DUI – Can you refuse to have your breath tested?
The State of Washington’s Implied Consent law – Basically reads, if you drive a vehicle, you automatically give consent to have your breath or blood tested if a law enforcement officer believes you have been driving under the influence of alcohol or drugs.
The officer shall inform the person of his or her right to refuse the breath or blood test, and of his or her right to have additional tests administered by any qualified person of his or her choosing as provided in RCW 46.61.506. The officer shall warn the driver, in substantially the following language, that:
(a) If the driver refuses to take the test, the driver’s license, permit, or privilege to drive will be revoked or denied for at least one year; and
(b) If the driver refuses to take the test, the driver’s refusal to take the test may be used in a criminal trial; and
(c) If the driver submits to the test and the test is administered, the driver’s license, permit, or privilege to drive will be suspended, revoked, or denied for at least ninety days if the driver is age twenty-one or over and the test indicates the alcohol concentration of the driver’s breath or blood is 0.08 or more, or if the driver is under age twenty-one and the test indicates the alcohol concentration of the driver’s breath or blood is 0.02 or more, or if the driver is under age twenty-one and the driver is in violation of RCW 46.61.502 or 46.61.504; and
(d) If the driver’s license, permit, or privilege to drive is suspended, revoked, or denied the driver may be eligible to immediately apply for an ignition interlock driver’s license.

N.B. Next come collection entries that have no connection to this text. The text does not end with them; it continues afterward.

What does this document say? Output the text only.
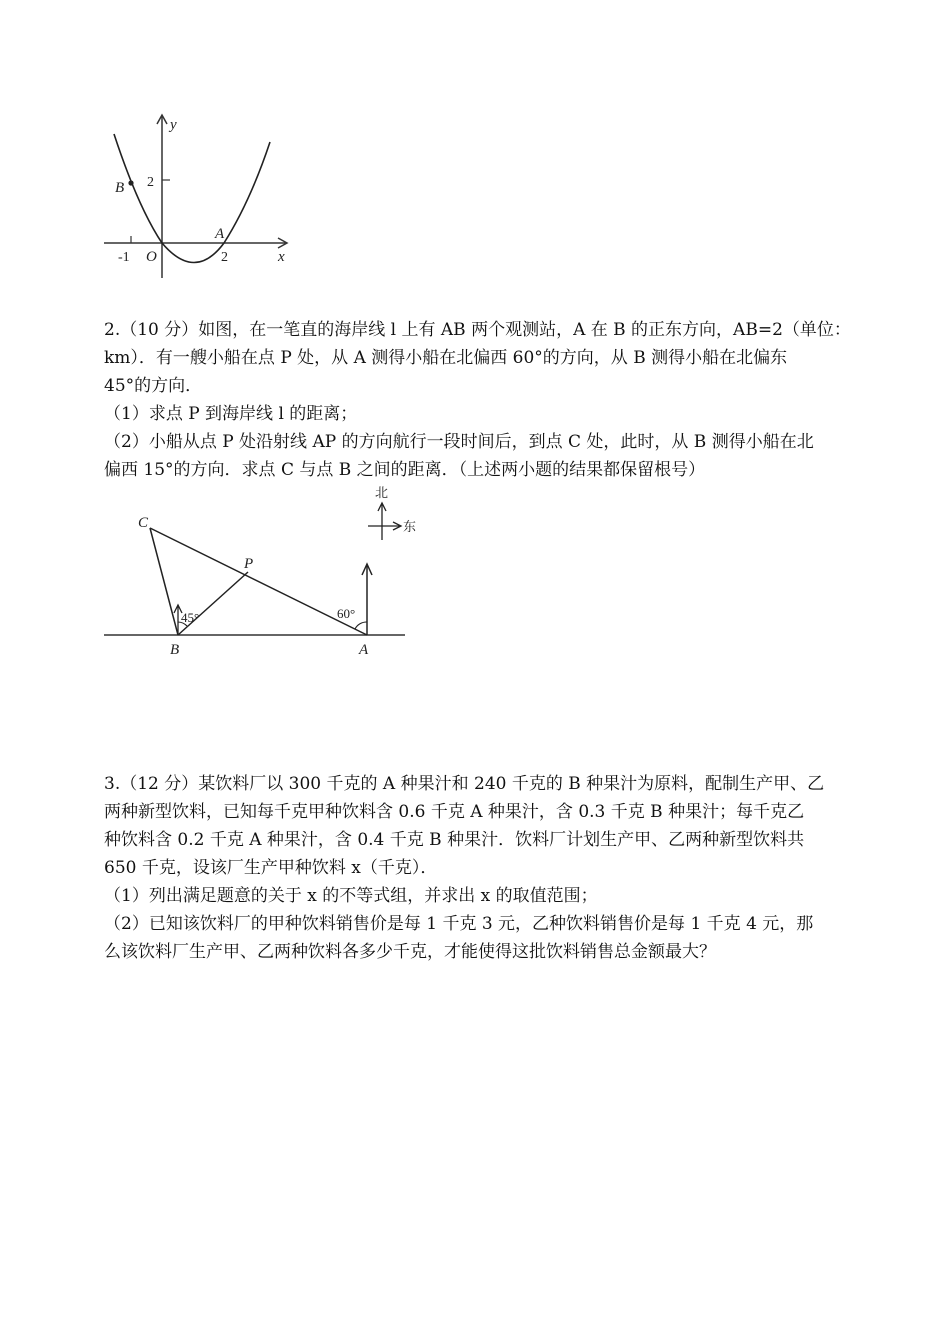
y
x
B
A
O
2
-1	2
2.（10 分）如图，在一笔直的海岸线 l 上有 AB 两个观测站，A 在 B 的正东方向，AB=2（单位：
km）．有一艘小船在点 P 处，从 A 测得小船在北偏西 60°的方向，从 B 测得小船在北偏东
45°的方向．
（1）求点 P 到海岸线 l 的距离；
（2）小船从点 P 处沿射线 AP 的方向航行一段时间后，到点 C 处，此时，从 B 测得小船在北
偏西 15°的方向．求点 C 与点 B 之间的距离．（上述两小题的结果都保留根号）
C
P
B	A
45°	60°
北
东
3.（12 分）某饮料厂以 300 千克的 A 种果汁和 240 千克的 B 种果汁为原料，配制生产甲、乙
两种新型饮料，已知每千克甲种饮料含 0.6 千克 A 种果汁，含 0.3 千克 B 种果汁；每千克乙
种饮料含 0.2 千克 A 种果汁，含 0.4 千克 B 种果汁．饮料厂计划生产甲、乙两种新型饮料共
650 千克，设该厂生产甲种饮料 x（千克）．
（1）列出满足题意的关于 x 的不等式组，并求出 x 的取值范围；
（2）已知该饮料厂的甲种饮料销售价是每 1 千克 3 元，乙种饮料销售价是每 1 千克 4 元，那
么该饮料厂生产甲、乙两种饮料各多少千克，才能使得这批饮料销售总金额最大？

Although your driver’s license will not be suspended automatically, the amount of time until the suspension takes effect depends on the type of offense. Once that has been determined your license can be suspended from 90 days to 4 years.
No driver’s license? No problem! If you are stopped for a DUI, it will be reported the same way as a licensed driver and the Washington State Department of Licensing will create a record based on the information provided by the law enforcement agency.